LONDON: Libya’s descent into chaos has reached a new nadir with the abduction of the interim prime minister, Ali Zaidan. Rival armed militias, a desperately weak central government and an alarming rise in Islamic extremism are a volatile and dangerous mixture that makes many yearn for a new strongman to replace Muammar Gaddafi.
Conflicting regional and tribal demands have been a regular feature of the country’s political scene since the dictator’s overthrow by Nato-backed rebels in August 2011, one of the most dramatic moments of the Arab spring. Few Libyans would want to see Gaddafi back, but a chronic lack of security and a worsening economic climate in recent months are casting dark clouds.
Last week’s US special forces raid to capture a fugitive Libyan Al Qaida leader, the likely trigger for the move against Zaidan, was a humiliating reminder both of the weakness of the government and of how the country has become a safe haven for terrorists. No one has yet been charged over the attack on the US consulate in Benghazi in September 2012. The Russian and French embassies in Tripoli have both been attacked this year.

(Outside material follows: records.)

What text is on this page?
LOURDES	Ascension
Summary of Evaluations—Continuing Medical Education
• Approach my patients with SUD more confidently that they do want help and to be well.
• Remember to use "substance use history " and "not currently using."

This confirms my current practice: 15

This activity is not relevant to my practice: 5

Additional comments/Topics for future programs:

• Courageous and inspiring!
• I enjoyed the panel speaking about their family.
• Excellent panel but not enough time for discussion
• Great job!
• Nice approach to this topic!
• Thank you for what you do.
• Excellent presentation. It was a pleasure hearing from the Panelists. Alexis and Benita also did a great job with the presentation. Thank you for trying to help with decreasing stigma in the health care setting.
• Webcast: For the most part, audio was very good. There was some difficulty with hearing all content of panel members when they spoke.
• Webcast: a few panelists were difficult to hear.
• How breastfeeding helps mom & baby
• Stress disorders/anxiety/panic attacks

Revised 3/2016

But Zaidan’s kidnapping is only an extreme form of what has become normal in Libya’s wild post-Gaddafi political culture. Power comes not from debate in a divided parliament or the interim executive, but from the barrel of a gun. Opponents of government policy will routinely take over a ministry or surround the Congress to force submission to their demands. Protests by state employees began even before Gaddafi was brutally killed by rebels in his home town of Sirte two months after the fall of Tripoli.

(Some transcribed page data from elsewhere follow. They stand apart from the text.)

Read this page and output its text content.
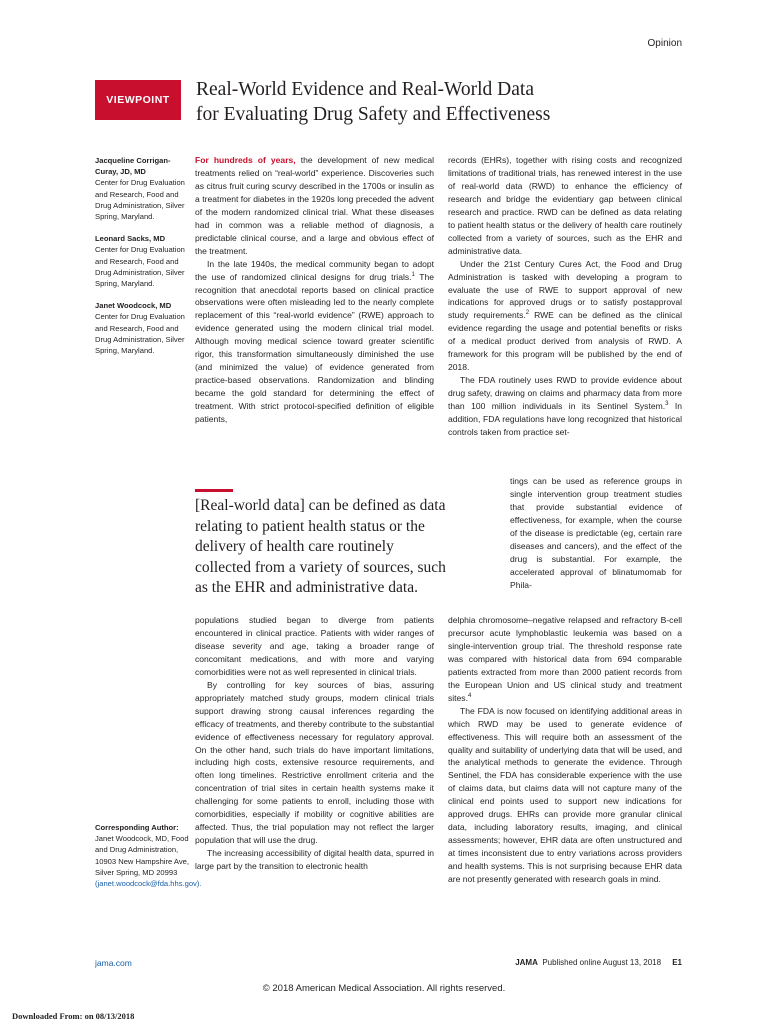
Opinion
VIEWPOINT	Real-World Evidence and Real-World Data
for Evaluating Drug Safety and Effectiveness
Jacqueline Corrigan-Curay, JD, MD
Center for Drug Evaluation and Research, Food and Drug Administration, Silver Spring, Maryland.
Leonard Sacks, MD
Center for Drug Evaluation and Research, Food and Drug Administration, Silver Spring, Maryland.
Janet Woodcock, MD
Center for Drug Evaluation and Research, Food and Drug Administration, Silver Spring, Maryland.
Corresponding Author: Janet Woodcock, MD, Food and Drug Administration, 10903 New Hampshire Ave, Silver Spring, MD 20993 (janet.woodcock@fda.hhs.gov).

For hundreds of years, the development of new medical treatments relied on “real-world” experience. Discoveries such as citrus fruit curing scurvy described in the 1700s or insulin as a treatment for diabetes in the 1920s long preceded the advent of the modern randomized clinical trial. What these diseases had in common was a reliable method of diagnosis, a predictable clinical course, and a large and obvious effect of the treatment.

In the late 1940s, the medical community began to adopt the use of randomized clinical designs for drug trials.$^1$ The recognition that anecdotal reports based on clinical practice observations were often misleading led to the nearly complete replacement of this “real-world evidence” (RWE) approach to evidence generated using the modern clinical trial model. Although moving medical science toward greater scientific rigor, this transformation simultaneously diminished the use (and minimized the value) of evidence generated from practice-based observations. Randomization and blinding became the gold standard for determining the effect of treatment. With strict protocol-specified definition of eligible patients,

records (EHRs), together with rising costs and recognized limitations of traditional trials, has renewed interest in the use of real-world data (RWD) to enhance the efficiency of research and bridge the evidentiary gap between clinical research and practice. RWD can be defined as data relating to patient health status or the delivery of health care routinely collected from a variety of sources, such as the EHR and administrative data.

Under the 21st Century Cures Act, the Food and Drug Administration is tasked with developing a program to evaluate the use of RWE to support approval of new indications for approved drugs or to satisfy postapproval study requirements.$^2$ RWE can be defined as the clinical evidence regarding the usage and potential benefits or risks of a medical product derived from analysis of RWD. A framework for this program will be published by the end of 2018.

The FDA routinely uses RWD to provide evidence about drug safety, drawing on claims and pharmacy data from more than 100 million individuals in its Sentinel System.$^3$ In addition, FDA regulations have long recognized that historical controls taken from practice set-

[Real-world data] can be defined as data
relating to patient health status or the
delivery of health care routinely
collected from a variety of sources, such
as the EHR and administrative data.

tings can be used as reference groups in single intervention group treatment studies that provide substantial evidence of effectiveness, for example, when the course of the disease is predictable (eg, certain rare diseases and cancers), and the effect of the drug is substantial. For example, the accelerated approval of blinatumomab for Phila-

populations studied began to diverge from patients encountered in clinical practice. Patients with wider ranges of disease severity and age, taking a broader range of concomitant medications, and with more and varying comorbidities were not as well represented in clinical trials.

By controlling for key sources of bias, assuring appropriately matched study groups, modern clinical trials support drawing strong causal inferences regarding the efficacy of treatments, and thereby contribute to the substantial evidence of effectiveness necessary for regulatory approval. On the other hand, such trials do have important limitations, including high costs, extensive resource requirements, and often long timelines. Restrictive enrollment criteria and the concentration of trial sites in certain health systems make it challenging for some patients to enroll, including those with comorbidities, especially if mobility or cognitive abilities are affected. Thus, the trial population may not reflect the larger population that will use the drug.

The increasing accessibility of digital health data, spurred in large part by the transition to electronic health

delphia chromosome–negative relapsed and refractory B-cell precursor acute lymphoblastic leukemia was based on a single-intervention group trial. The threshold response rate was compared with historical data from 694 comparable patients extracted from more than 2000 patient records from the European Union and US clinical study and treatment sites.$^4$

The FDA is now focused on identifying additional areas in which RWD may be used to generate evidence of effectiveness. This will require both an assessment of the quality and suitability of underlying data that will be used, and the analytical methods to generate the evidence. Through Sentinel, the FDA has considerable experience with the use of claims data, but claims data will not capture many of the clinical end points used to support new indications for approved drugs. EHRs can provide more granular clinical data, including laboratory results, imaging, and clinical assessments; however, EHR data are often unstructured and at times inconsistent due to entry variations across providers and health systems. This is not surprising because EHR data are not presently generated with research goals in mind.

jama.com	JAMA Published online August 13, 2018 E1
© 2018 American Medical Association. All rights reserved.
Downloaded From: on 08/13/2018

On the surface, the capital now feels more normal than it did in the first year after the revolution. New restaurants and coffee shops are opening, and there is even a branch of Debenhams. Fewer armed men and truck-mounted anti-aircraft guns are on the streets. But the gunmen are still in their barracks and efforts to integrate them into a national army and police force are moving painfully slowly. Saif Al Islam, Gaddafi’s son, remains in custody in the western town of Zintan, where local fighters refuse to hand him over for trial in Tripoli.
Economic problems are compounding the general sense of open-ended crisis. Libya has the largest oil reserves in Africa — the source of enormous potential wealth for a country of just six million people. But oil terminals have been blockaded by militiamen demanding a greater share of the revenues for their own regions. Foreign investment has been sluggish because of insecurity, red tape and corruption.
Britain and other western governments were quick to condemn the prime minister’s abduction and express support for the continuing “political transition”. In September 2011, British Prime Minister David Cameron and the French president, Nicolas Sarkozy, were hailed as heroes for their role in overthrowing Gaddafi when they appeared at Tripoli’s luxurious Corinthia hotel — the same place where Zaidan was hustled into the custody of gunmen on another very bad day for the new Libya.